North Carolina is the easy pick for this region.  Along with being the best team, they are playing in their home state until the Final Four.  No matter what anyone says, that is a huge deal.  Butler got screwed in getting a 7 seed.  They only have 3 losses and they are nationally ranked 10th.  South Alabama is a tough draw in the 1st round, the best 7-10 match-up in years.  Notre Dame is just overrated.  They may get beat by George Mason in the 1st round.  I would pick the Patriots as a sleeper but they’ll only win one game, while Butler will win two.
 

Midwest Regional

Winner: Kansas
Sleeper: Davidson
Early Exit: Wisconsin

Kansas will win this regional, but the elite 8 game with USC will be one for the ages.  Yes, USC will make it to the elite 8.  It will be great to see the Beasley-Mayo battle, but USC has too much talent around their Freshman.  USC will roll over Wisconsin in the 2nd round, if the Badgers actually win against Cal State Fullerton.  As for Davidson, they have played some good teams pretty tough this year.  They are a classic smaller team that will show they belong with the big teams.  I think Georgetown could be a bit overconfident and Davidson will get the upset.

South Regional

Winner: Texas
Sleeper: Kentucky
Early Exit: Memphis

Let’s start with the sleeper.  I think Marquette is just too inconsistent and Kentucky is too good for the 11 seed.  They were a team lagging at the end for a bit, but playing against big competition all season will benefit them.  Yes, Marquette played in the Big East, but they didn’t exactly plow through teams.  Memphis will suffer from the “our conference sucks, and so do we” syndrome at this point of the season.  Yes, they are good…but with the way some teams play out of their mind this time of the year, Memphis will be lucky to go to the Sweet 16.  Texas is the only logical choice for winning this region, except for maybe Stanford.
 

West Regional

Winner: UCLA
Sleeper: Purdue
Early Exit: Xavier
This regional is full of upset possible upsets.  After looking at 3 of my brackets, the only teams I have winning their 1st round games in each of them are UCLA and Duke.  Georgia could keep the magic going and beat Xavier, and I think they will.  But Purdue seems to know how to play each game (warning: horrendous cliché alert) one day at a time.  UCLA is too strong and too talented to lose before the Elite 8.  When they face Purdue in that round, it will be close, but the Bruins will prevail.

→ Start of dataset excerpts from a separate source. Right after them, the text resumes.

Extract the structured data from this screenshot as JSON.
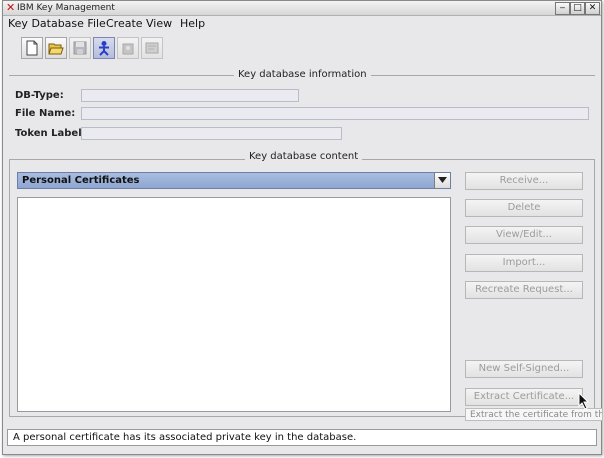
{
  "window": {
    "title": "IBM Key Management",
    "controls": [
      "‒",
      "□",
      "✕"
    ]
  },
  "menu": [
    "Key Database File",
    "Create",
    "View",
    "Help"
  ],
  "toolbar": [
    "new-file-icon",
    "open-folder-icon",
    "save-disk-icon",
    "person-icon",
    "key-database-icon",
    "certificate-icon"
  ],
  "info_section": {
    "title": "Key database information",
    "db_type_label": "DB-Type:",
    "file_name_label": "File Name:",
    "token_label": "Token Label:",
    "db_type_value": "",
    "file_name_value": "",
    "token_value": ""
  },
  "content_section": {
    "title": "Key database content",
    "selected_type": "Personal Certificates"
  },
  "buttons": {
    "receive": "Receive...",
    "delete": "Delete",
    "view_edit": "View/Edit...",
    "import": "Import...",
    "recreate_request": "Recreate Request...",
    "new_self_signed": "New Self-Signed...",
    "extract_certificate": "Extract Certificate..."
  },
  "tooltip": "Extract the certificate from the",
  "status": "A personal certificate has its associated private key in the database."
}
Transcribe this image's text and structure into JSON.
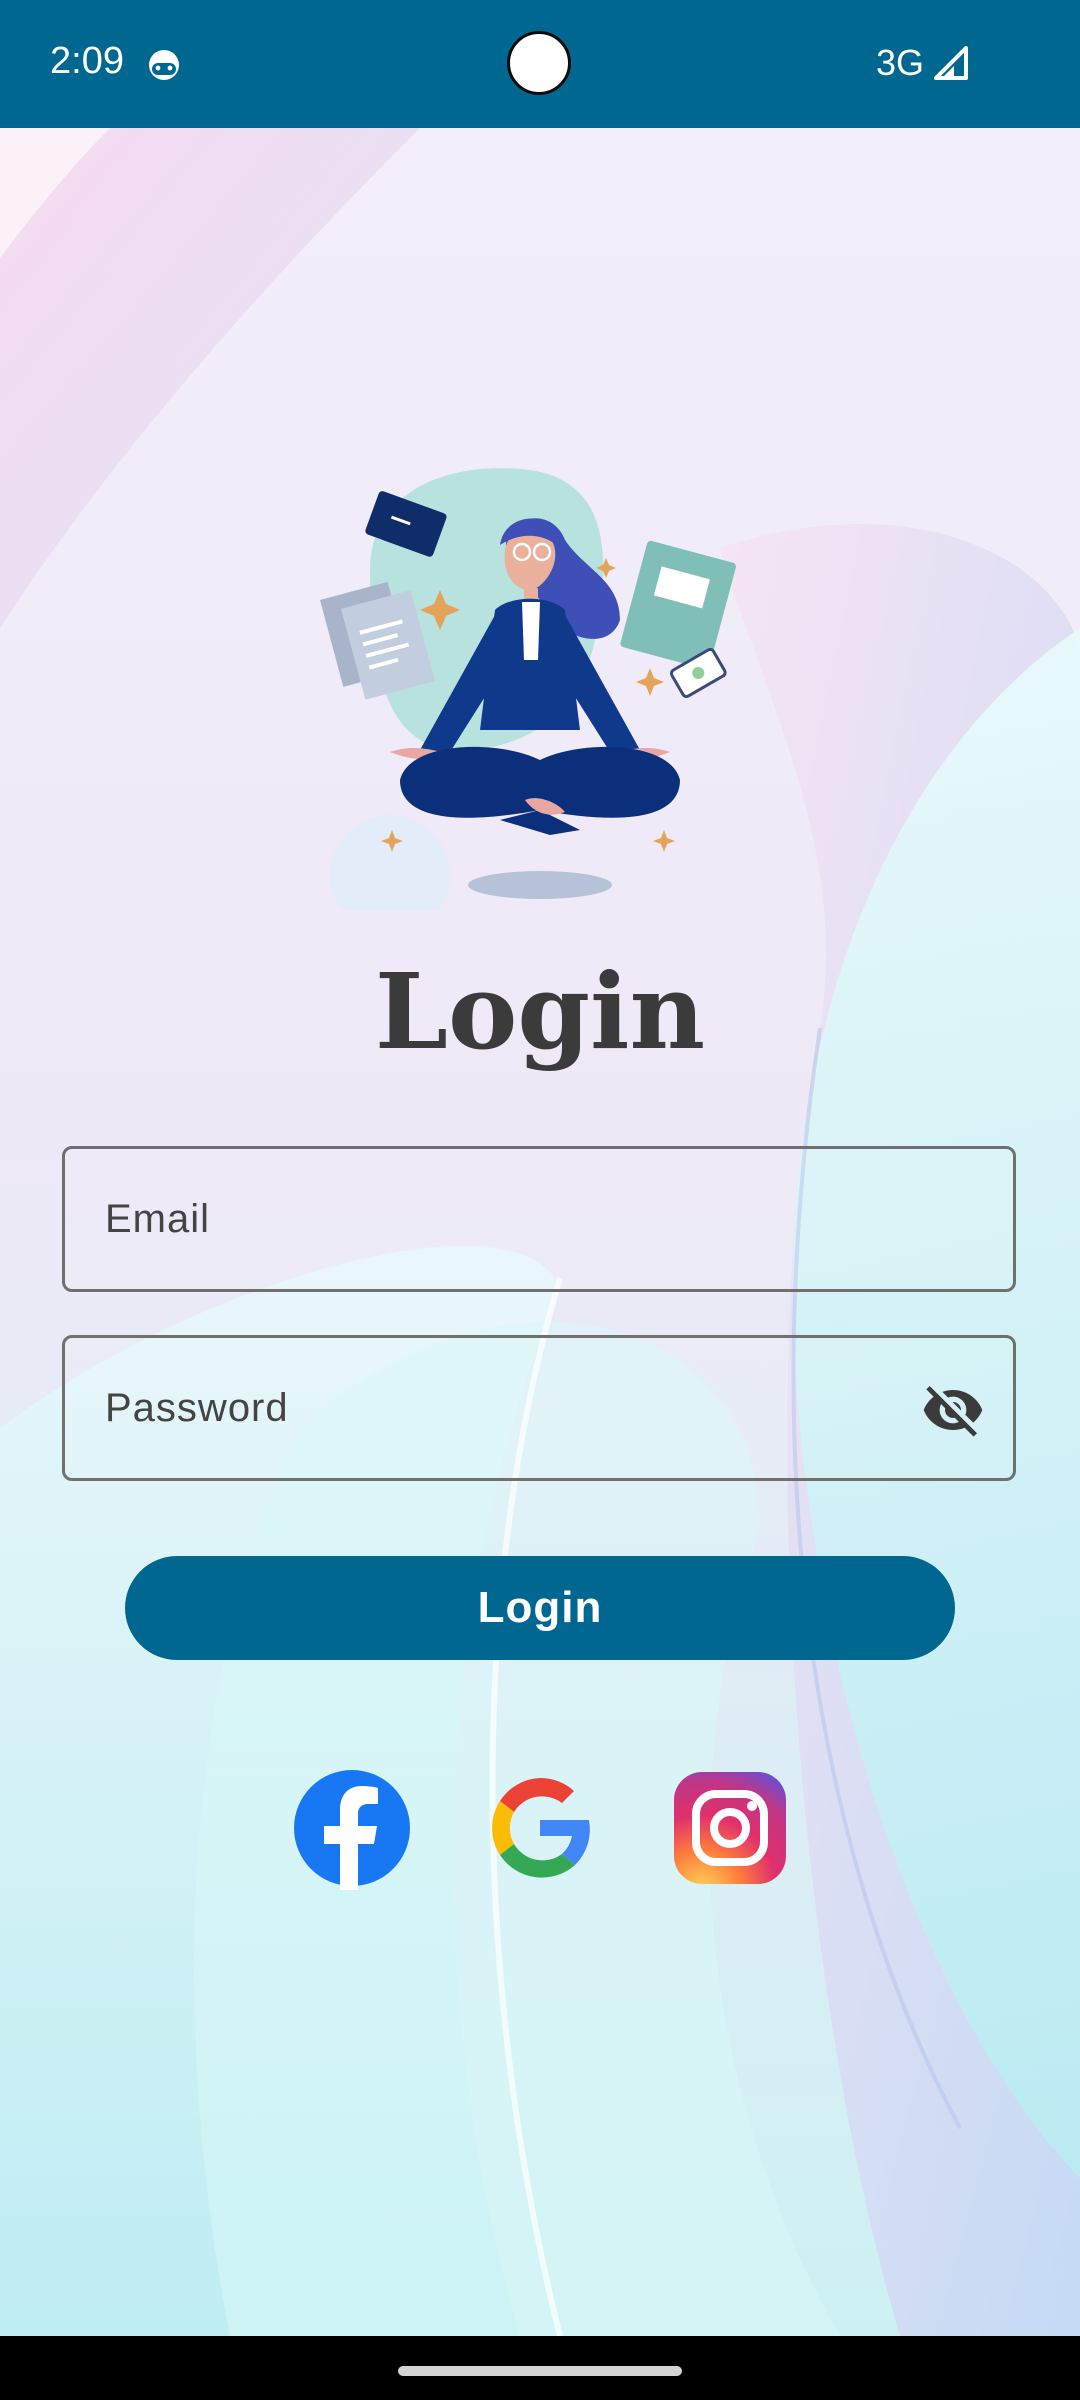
{
  "status_bar": {
    "time": "2:09",
    "network": "3G",
    "app_icon": "android-debug-icon",
    "signal_icon": "signal-icon"
  },
  "illustration": "meditating-woman-illustration",
  "login": {
    "title": "Login",
    "email_placeholder": "Email",
    "password_placeholder": "Password",
    "password_visibility_icon": "visibility-off-icon",
    "button_label": "Login"
  },
  "social": [
    "facebook-icon",
    "google-icon",
    "instagram-icon"
  ],
  "colors": {
    "primary": "#006890",
    "title_text": "#3b3b3b",
    "field_border": "#707070"
  }
}
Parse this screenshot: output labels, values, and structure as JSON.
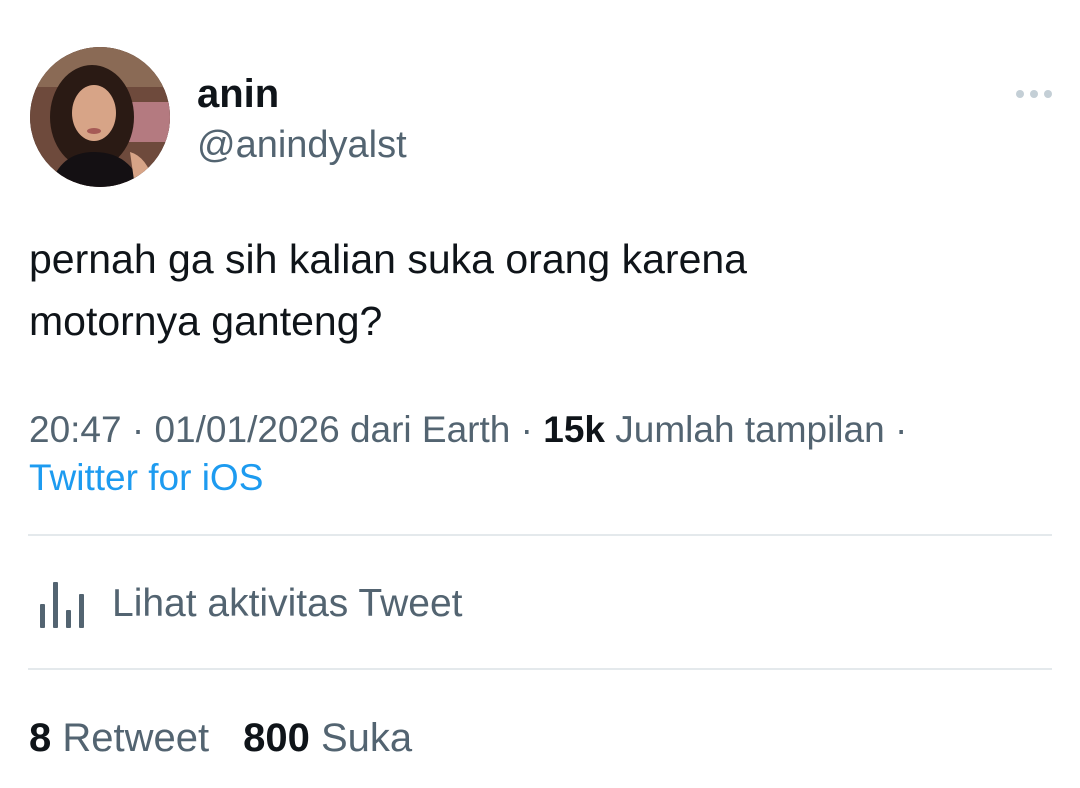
{
  "tweet": {
    "author": {
      "display_name": "anin",
      "handle": "@anindyalst",
      "avatar": "profile-photo"
    },
    "more_icon": "more-horizontal-icon",
    "text_line1": "pernah ga sih kalian suka orang karena",
    "text_line2": "motornya ganteng?",
    "meta": {
      "time": "20:47",
      "date": "01/01/2026",
      "location": "dari Earth",
      "views_count": "15k",
      "views_label": "Jumlah tampilan",
      "separator": "·",
      "source": "Twitter for iOS"
    },
    "activity": {
      "icon": "analytics-bar-icon",
      "label": "Lihat aktivitas Tweet"
    },
    "stats": {
      "retweets_count": "8",
      "retweets_label": "Retweet",
      "likes_count": "800",
      "likes_label": "Suka"
    }
  },
  "colors": {
    "text_primary": "#0f1419",
    "text_secondary": "#536471",
    "link": "#1d9bf0",
    "divider": "#e4e9ec"
  }
}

National Championship Game
UCLA over UNC.  Love vs. Hansbrough.  This will be a game for the ages.  The junior and the freshman.  I could go on and on about how great of a match-up this would be with all of the talent on the floor.  My prediction is that Kevin Love will play this game, and the entire tournament, with back spasms, and still smash his way through, becoming the best player of the season.

USC my team chance’s, both realistically and optimistically

Everyone is talking about Mayo vs. Beasley in the 1st round.  But I think Mayo will steal the attention because he has too many good players around him as well.  He has also come on as the season progressed.  When he came to USC, he wanted to make his mark and be on his way.  I think he realized that lots of talent with a ton of cockiness doesn’t get him as far as playing with the goal of making the team better.  The win over Kansas State will not be easy, but they basically have a bye in the 2nd round facing Cal State Fullerton or Wisconsin.  I think Davidson could pull off the upset over Georgetown, which would make USC vs. Davidson in the Sweet 16.  I really like Davidson, and I would love to pick them, but the combination of speed and more speed of PAC-10 play will be too much to handle.  Reality will hit Mayo in the Elite 8, and the Trojans will lose to the Jayhawks.  But the good news is, Mayo wanted to leave a bit of a legacy wherever he went to college, and he didn’t do it in just this one season.  He will return for next season, USC will be a 1 seed, win it all, and the legacy will be made.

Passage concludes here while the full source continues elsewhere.